As far as I know, do Carmo hasn't defined what is meant by differentiability of a curve $c: [t_i, t_{i+1}]\to M$ on a closed set. If I understand the answer given by John B in On the definition of piecewise differentiable curves correctly, it means that $c$, as a curve on $(t_i, t_{i+1})$, is differentiable and that the one-sided derivatives exist at the endpoints $t_i$ and $t_{i+1}$. However, how would one go about calculating these derivatives or defining their existence? We have
$$c'(t) f = (f \circ c)'(t)=\frac{d}{dt} (f \circ c)(t) = \lim_{h\to 0} \frac{f(c(t+h))-f(c(t))}{h}\quad \forall f\in C^{\infty}(M), t\in (t_i,t_{i+1}).$$
Does that mean that $\lim_{t\to t_i^+} c'(t)$ exists if
$$\lim_{h\to 0^+} \frac{f(c(t_i^++h))-f(c(t_i^+))}{h}$$
exists for all $f\in C^{\infty}(M)$? This doesn't seem correct to me since a definition without the use of $f$ would be preferable.

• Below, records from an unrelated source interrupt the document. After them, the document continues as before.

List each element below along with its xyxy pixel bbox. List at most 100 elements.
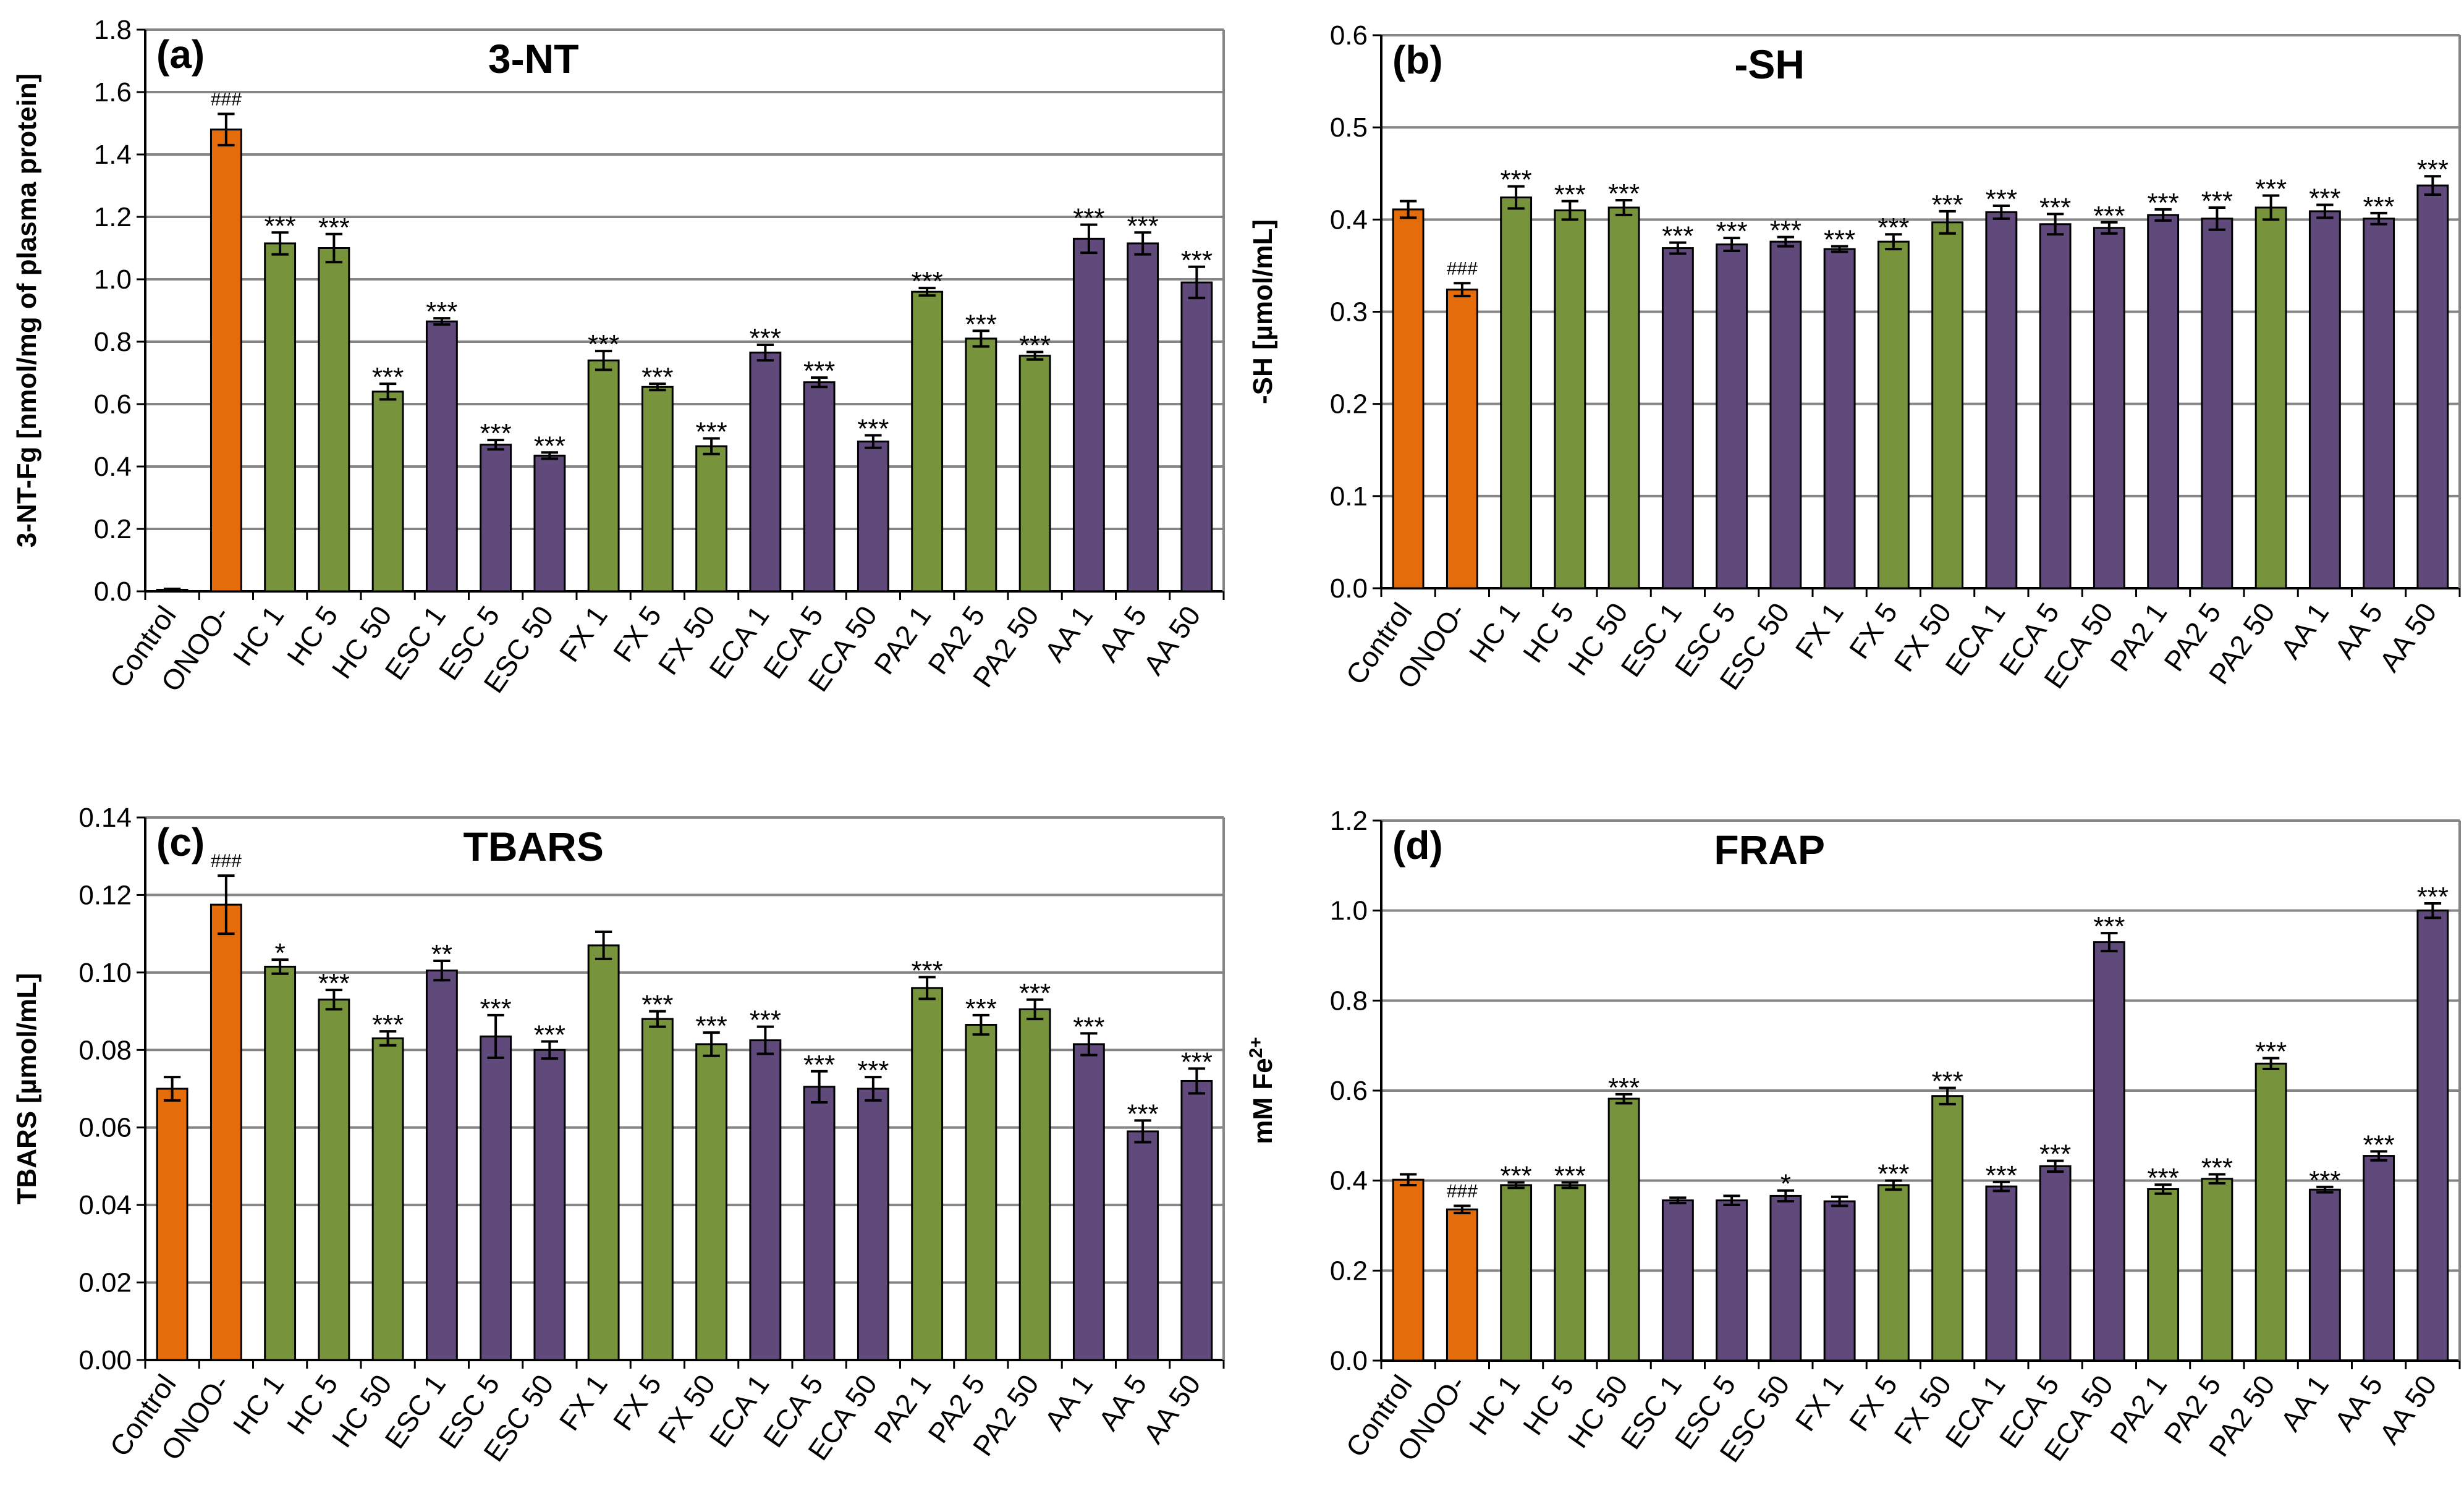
- error-bar: [1723, 1194, 1740, 1206]
- error-bar: [487, 439, 504, 451]
- error-bar: [1777, 1189, 1795, 1203]
- panel-label: (d): [1392, 823, 1443, 868]
- significance-label: ***: [1608, 179, 1640, 209]
- significance-label: ###: [1447, 258, 1478, 279]
- error-bar: [218, 874, 235, 935]
- bar-aa-50: [1180, 1079, 1213, 1361]
- significance-label: ***: [426, 297, 457, 327]
- significance-label: ***: [1019, 331, 1051, 361]
- significance-label: ***: [1073, 1012, 1104, 1042]
- error-bar: [379, 1030, 397, 1047]
- error-bar: [1885, 233, 1902, 251]
- error-bar: [433, 960, 451, 982]
- significance-label: ###: [1447, 1181, 1478, 1201]
- x-tick-label: PA2 1: [2104, 1369, 2174, 1450]
- bar-hc-1: [264, 965, 297, 1361]
- bar-hc-1: [1500, 196, 1533, 589]
- bar-esc-5: [480, 1035, 512, 1361]
- significance-label: ***: [1662, 221, 1693, 251]
- significance-label: ***: [2255, 174, 2287, 205]
- y-tick-label: 0.5: [1330, 112, 1368, 143]
- y-tick-label: 0.14: [78, 803, 132, 833]
- y-tick-label: 1.8: [94, 15, 132, 45]
- y-tick-label: 1.4: [94, 140, 132, 170]
- bar-fx-50: [1931, 221, 1964, 589]
- x-tick-label: HC 1: [1463, 1369, 1526, 1441]
- significance-label: ***: [695, 417, 727, 447]
- chart-title: 3-NT: [488, 36, 579, 82]
- error-bar: [1026, 998, 1044, 1021]
- significance-label: ***: [588, 329, 619, 360]
- significance-label: ***: [1716, 216, 1747, 247]
- x-tick-label: AA 1: [2274, 597, 2335, 664]
- bar-pa2-50: [1018, 1008, 1051, 1361]
- y-tick-label: 0.02: [78, 1268, 132, 1298]
- bar-hc-5: [318, 247, 350, 593]
- significance-label: ***: [1181, 245, 1213, 276]
- bar-pa2-1: [911, 987, 944, 1361]
- error-bar: [1777, 235, 1795, 248]
- y-tick-label: 0.0: [1330, 573, 1368, 604]
- error-bar: [2262, 1057, 2280, 1071]
- bar-aa-50: [2416, 910, 2449, 1362]
- x-tick-label: AA 1: [2274, 1369, 2335, 1437]
- y-tick-label: 0.4: [1330, 205, 1368, 235]
- significance-label: ***: [1931, 1066, 1963, 1097]
- bar-hc-50: [371, 1037, 404, 1361]
- bar-esc-5: [1716, 1199, 1748, 1362]
- x-tick-label: FX 1: [552, 1369, 613, 1436]
- error-bar: [163, 1076, 181, 1102]
- significance-label: ***: [1127, 1099, 1158, 1129]
- y-axis-label-superscript: 2+: [1246, 1037, 1266, 1058]
- chart-title: FRAP: [1714, 827, 1825, 872]
- y-tick-label: 0.04: [78, 1190, 132, 1220]
- significance-label: ***: [911, 955, 942, 986]
- bar-hc-5: [318, 999, 350, 1361]
- y-tick-label: 0.4: [94, 452, 132, 482]
- bar-hc-5: [1554, 1184, 1586, 1362]
- error-bar: [1669, 1196, 1687, 1205]
- significance-label: ***: [1986, 1160, 2017, 1191]
- bar-eca-1: [1985, 211, 2018, 589]
- bar-onoo-: [210, 903, 242, 1361]
- bar-eca-50: [2093, 227, 2125, 589]
- bar-eca-5: [803, 381, 836, 593]
- bar-aa-5: [2363, 1155, 2395, 1362]
- significance-label: ***: [1127, 211, 1158, 241]
- y-axis-label: 3-NT-Fg [nmol/mg of plasma protein]: [12, 74, 42, 548]
- x-tick-label: PA2 1: [868, 1369, 938, 1449]
- error-bar: [1134, 231, 1151, 256]
- error-bar: [972, 329, 990, 348]
- y-tick-label: 0.1: [1330, 481, 1368, 512]
- chart-panel-c: 0.00 0.02 0.04 0.06 0.08 0.10 0.12 0.14 Control #…: [0, 766, 1228, 1512]
- significance-label: ***: [803, 1050, 835, 1080]
- error-bar: [2316, 203, 2334, 219]
- error-bar: [649, 382, 666, 392]
- y-tick-label: 0.0: [1330, 1346, 1368, 1376]
- bar-aa-5: [1127, 1130, 1159, 1361]
- error-bar: [325, 989, 343, 1011]
- bar-aa-1: [2308, 210, 2341, 589]
- y-axis-label: mM Fe2+: [1246, 1037, 1279, 1144]
- bar-onoo-: [1446, 289, 1478, 589]
- significance-label: ***: [318, 968, 350, 999]
- significance-label: ***: [2255, 1037, 2287, 1067]
- bar-hc-1: [264, 242, 297, 593]
- significance-label: ***: [2201, 186, 2233, 216]
- error-bar: [541, 451, 559, 460]
- bar-aa-1: [2308, 1188, 2341, 1362]
- bar-esc-50: [1769, 240, 1802, 589]
- x-tick-label: AA 1: [1038, 600, 1099, 667]
- bar-aa-5: [2363, 218, 2395, 589]
- y-tick-label: 0.6: [1330, 20, 1368, 51]
- x-tick-label: AA 50: [2373, 597, 2443, 677]
- error-bar: [1454, 1204, 1471, 1215]
- significance-label: ***: [2363, 192, 2394, 222]
- bar-onoo-: [1446, 1208, 1478, 1362]
- error-bar: [865, 434, 882, 449]
- bar-eca-1: [1985, 1185, 2018, 1362]
- significance-label: ***: [1931, 190, 1963, 220]
- significance-label: ***: [2039, 192, 2071, 222]
- bar-aa-50: [1180, 281, 1213, 593]
- significance-label: ***: [1181, 1047, 1213, 1077]
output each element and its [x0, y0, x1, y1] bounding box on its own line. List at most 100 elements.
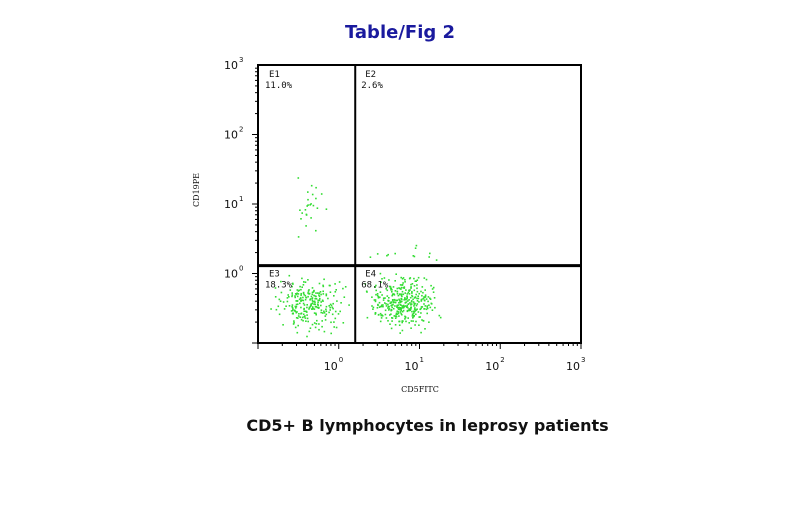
data-point [300, 297, 302, 299]
data-point [316, 207, 319, 209]
data-point [311, 291, 314, 294]
data-point [310, 184, 313, 187]
data-point [439, 316, 442, 319]
data-point [416, 303, 419, 305]
data-point [287, 294, 289, 296]
data-point [392, 307, 395, 310]
data-point [344, 286, 347, 288]
data-point [420, 312, 422, 314]
data-point [376, 293, 379, 295]
data-point [290, 310, 293, 312]
data-point [304, 281, 307, 283]
data-point [402, 306, 404, 308]
data-point [310, 217, 312, 219]
data-point [305, 310, 307, 313]
data-point [388, 306, 390, 308]
data-point [296, 303, 299, 305]
data-point [300, 299, 302, 301]
data-point [385, 303, 387, 305]
data-point [390, 304, 392, 307]
data-point [296, 289, 299, 291]
y-tick-label: 10 [224, 129, 238, 142]
x-tick-label: 10 [405, 360, 419, 373]
data-point [303, 308, 305, 310]
y-tick-label: 10 [224, 198, 238, 211]
data-point [410, 301, 413, 303]
data-point [430, 284, 432, 287]
data-point [393, 315, 396, 317]
data-point [324, 315, 327, 317]
data-point [302, 291, 305, 294]
data-point [421, 294, 423, 297]
data-point [391, 306, 393, 309]
data-point [310, 203, 312, 205]
data-point [300, 318, 303, 321]
data-point [404, 279, 406, 281]
data-point [301, 286, 303, 288]
data-point [396, 310, 398, 313]
data-point [315, 292, 317, 294]
data-point [311, 193, 314, 196]
data-point [378, 306, 381, 308]
data-point [415, 309, 418, 311]
data-point [403, 286, 406, 288]
y-tick-exponent: 0 [239, 265, 243, 273]
data-point [393, 301, 395, 303]
data-point [413, 255, 416, 258]
data-point [325, 305, 328, 308]
data-point [406, 295, 408, 298]
data-point [405, 298, 407, 301]
data-point [384, 302, 386, 304]
data-point [389, 314, 391, 316]
data-point [329, 309, 331, 311]
data-point [401, 298, 403, 301]
data-point [317, 301, 319, 303]
data-point [401, 321, 403, 324]
data-point [320, 193, 323, 195]
data-point [311, 323, 314, 326]
data-point [406, 304, 409, 307]
data-point [418, 301, 420, 303]
data-point [428, 304, 430, 306]
data-point [409, 296, 412, 299]
data-point [410, 283, 412, 286]
data-point [302, 302, 305, 305]
data-point [399, 284, 402, 286]
data-point [407, 300, 409, 302]
data-point [382, 304, 384, 306]
data-point [424, 305, 427, 307]
data-point [398, 315, 400, 317]
data-point [318, 323, 320, 325]
data-point [415, 304, 418, 307]
data-point [382, 297, 385, 299]
data-point [334, 283, 336, 285]
data-point [295, 307, 297, 309]
data-point [294, 295, 296, 297]
data-point [410, 327, 412, 329]
data-point [406, 306, 408, 308]
data-point [325, 208, 328, 210]
data-point [381, 278, 383, 280]
data-point [388, 279, 390, 281]
data-point [432, 286, 435, 289]
data-point [391, 289, 393, 291]
data-point [401, 295, 403, 298]
figure-caption: CD5+ B lymphocytes in leprosy patients [246, 416, 609, 435]
data-point [307, 292, 310, 295]
quadrant-name: E4 [365, 270, 376, 280]
data-point [410, 320, 413, 322]
data-point [431, 288, 434, 290]
data-point [325, 308, 327, 311]
data-point [303, 281, 305, 283]
data-point [400, 276, 402, 279]
data-point [408, 299, 410, 301]
quadrant-percent: 68.1% [361, 281, 389, 291]
data-point [376, 294, 379, 297]
data-point [338, 281, 341, 283]
data-point [312, 300, 314, 303]
data-point [335, 326, 338, 329]
data-point [406, 293, 409, 295]
data-point [295, 317, 298, 319]
y-tick-label: 10 [224, 59, 238, 72]
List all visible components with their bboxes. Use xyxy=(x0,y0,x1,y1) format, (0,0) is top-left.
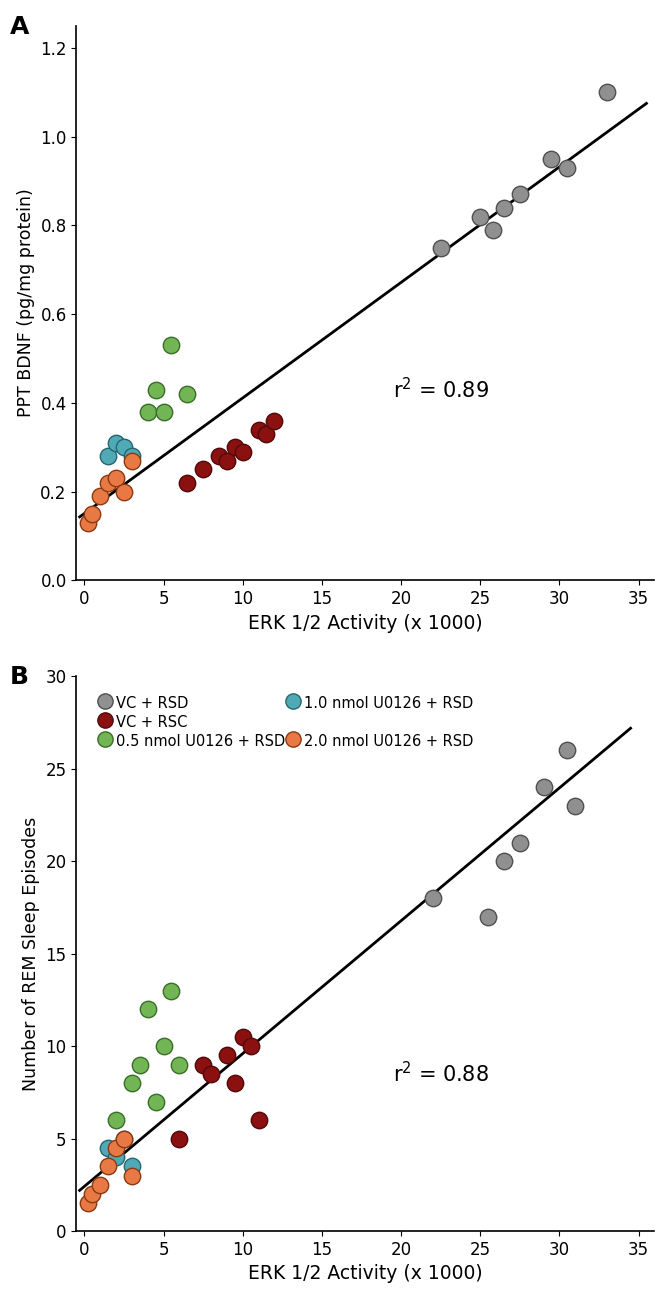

John B also mentioned that the differentiability defined by the existence of the one-sided derivatives is equivalent to the fact that there exists a differentiable extension of $c$ which is defined on a larger open interval. Could someone provide me with a reference for this fact?
Best Answer
Everything here is basically generalising the $\mathbb{R}$ or $\mathbb{R}^n$ version to manifolds using charts. One-sided derivatives are defined by, for example, the equivalence class of curves version:
Definition: The one-sided derivative (from the right) of a curve $c\colon[0,\ell)\to M^n$ at $0$, $c'_+(0)\in T_{c(0)}M$ is the equivalence class $[\gamma]$ of curves $\gamma\colon (-\epsilon,\epsilon)\to M$, $\gamma(0)=c(0)$ that has $(\varphi\circ\gamma)'(0)=(\varphi\circ c)'_+(0)$ for any (hence all) charts $\varphi$ at $c(0)$. Similarly one-sided derivative from the left $c'_-$
For extendability, again we only need to do the case $\mathbb{R}$-valued functions and extend to $\mathbb{R}^n$ on each coordinate and to $M$ by charts.
Recall: For any differentiable $f\colon[a,b]\to\mathbb{R}$ with one-sided derivatives $f'_+\colon[a,b)\to\mathbb{R}$ and $f'_-\colon(a,b]\to\mathbb{R}$, you can extend to a differentiable $\tilde{f}\colon\mathbb{R}\to\mathbb{R}$ by $$ \tilde{f}(t)= \begin{cases} f(a)+(t-a)f'_+(a) & t<a\\ f(t) & t\in[a,b]\\ f(b)+(t-b)f'_-(b) & t>b \end{cases} $$ Moreover, if $f'_{\pm}$ are continuous then $\tilde{f}$ is $C^1$ (and you can extend this to higher-order derivatives suitable degree-$k$ polynomials instead of linears). This allows us to define piecewise $C^k$ function to $\mathbb{R}$. For $C^\infty$ you will need to use some bump functions (exercise).